“别乱动。”姬澄雪轻声说道,甚至连看都没看那武侯妖龛,我看不到她究竟在我后背做些什么,但是我能够清楚的感觉到有什么东西在从我的体内被剥离出去。
“你是不是见过武侯妖龛?”我心意一动,在心里对姬澄雪说道。
“见过。”姬澄雪冷淡的说出这两个字之后,任凭我怎么发问,也都不回答了。
……
“这玩意怎么会在这里出现?”王蒋干抻着脖子盯着那漆黑的武侯妖龛,纳闷道。
“只要在武侯墓里,武侯妖龛可以选择在任何角落出现,至于它究竟是为了什么才出现这点就不得而知了,不过看样子这龛里面似乎藏着一具尸体啊。”曹子建眯了眯眼睛,盯着那漆黑的大龛,露在外面的那半截手臂并无特别,甚至看不出男女,虽然我也猜测了这里面装的会是谁,但是并没得到什么好的结果。

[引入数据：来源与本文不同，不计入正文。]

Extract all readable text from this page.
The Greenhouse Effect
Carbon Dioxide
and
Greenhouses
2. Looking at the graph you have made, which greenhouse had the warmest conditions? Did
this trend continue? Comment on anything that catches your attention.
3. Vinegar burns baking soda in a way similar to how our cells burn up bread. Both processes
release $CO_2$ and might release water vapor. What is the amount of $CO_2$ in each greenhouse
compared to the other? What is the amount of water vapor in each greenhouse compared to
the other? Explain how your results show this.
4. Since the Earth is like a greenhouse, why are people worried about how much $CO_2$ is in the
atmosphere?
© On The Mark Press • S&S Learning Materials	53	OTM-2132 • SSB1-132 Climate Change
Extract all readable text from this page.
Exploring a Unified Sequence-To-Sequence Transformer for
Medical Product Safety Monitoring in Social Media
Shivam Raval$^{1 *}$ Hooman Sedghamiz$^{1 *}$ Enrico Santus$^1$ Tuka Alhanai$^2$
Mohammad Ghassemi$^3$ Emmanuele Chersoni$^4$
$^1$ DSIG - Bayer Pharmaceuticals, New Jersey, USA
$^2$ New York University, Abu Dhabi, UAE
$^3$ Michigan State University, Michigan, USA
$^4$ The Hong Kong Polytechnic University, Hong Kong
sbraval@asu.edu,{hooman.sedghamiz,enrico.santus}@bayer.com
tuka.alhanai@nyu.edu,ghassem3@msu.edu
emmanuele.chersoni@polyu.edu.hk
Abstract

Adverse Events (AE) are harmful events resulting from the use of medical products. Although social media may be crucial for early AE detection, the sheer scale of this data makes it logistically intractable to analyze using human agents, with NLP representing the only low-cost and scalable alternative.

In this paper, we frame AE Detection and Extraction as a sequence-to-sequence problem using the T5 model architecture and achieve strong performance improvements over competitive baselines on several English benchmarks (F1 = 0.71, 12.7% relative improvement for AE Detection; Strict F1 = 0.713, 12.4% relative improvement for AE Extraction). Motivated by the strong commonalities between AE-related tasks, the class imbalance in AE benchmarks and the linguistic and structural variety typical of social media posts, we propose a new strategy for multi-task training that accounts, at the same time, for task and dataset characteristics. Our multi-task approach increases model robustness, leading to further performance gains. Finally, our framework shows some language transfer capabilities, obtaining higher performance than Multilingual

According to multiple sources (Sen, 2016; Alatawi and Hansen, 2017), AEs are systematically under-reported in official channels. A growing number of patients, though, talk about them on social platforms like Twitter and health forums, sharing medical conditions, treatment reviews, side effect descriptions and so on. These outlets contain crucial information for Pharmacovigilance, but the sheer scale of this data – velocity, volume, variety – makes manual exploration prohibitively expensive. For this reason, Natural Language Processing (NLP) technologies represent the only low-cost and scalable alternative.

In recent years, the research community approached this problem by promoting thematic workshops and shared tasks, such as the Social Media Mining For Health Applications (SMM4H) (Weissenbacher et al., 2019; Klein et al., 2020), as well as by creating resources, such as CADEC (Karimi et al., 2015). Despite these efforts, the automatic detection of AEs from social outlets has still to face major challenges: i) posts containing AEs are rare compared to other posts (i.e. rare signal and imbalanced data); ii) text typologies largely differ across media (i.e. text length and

“尸体是谁都无所谓,看样子它也只是出来露个面,提醒一下我们别忘了它……行了,赶紧处理一下伤口然后休息一下吧,等一会儿林悲处理完他的问题之后肯定虚的跟条死狗一样,我现在也是身负重伤。夏侯家跟林家的那两个小子应该已经找路退出去了,不用担心。”刘玄策扭了扭脖子,然后便退到了一边开始处理起自己的伤口。
而在这个时候,我正经受着莫大的痛苦,虽然刚开始姬澄雪并没让我觉得身体发痛,但是随着时间的推移,我的后背就犹如是被一把利刃剜着一样。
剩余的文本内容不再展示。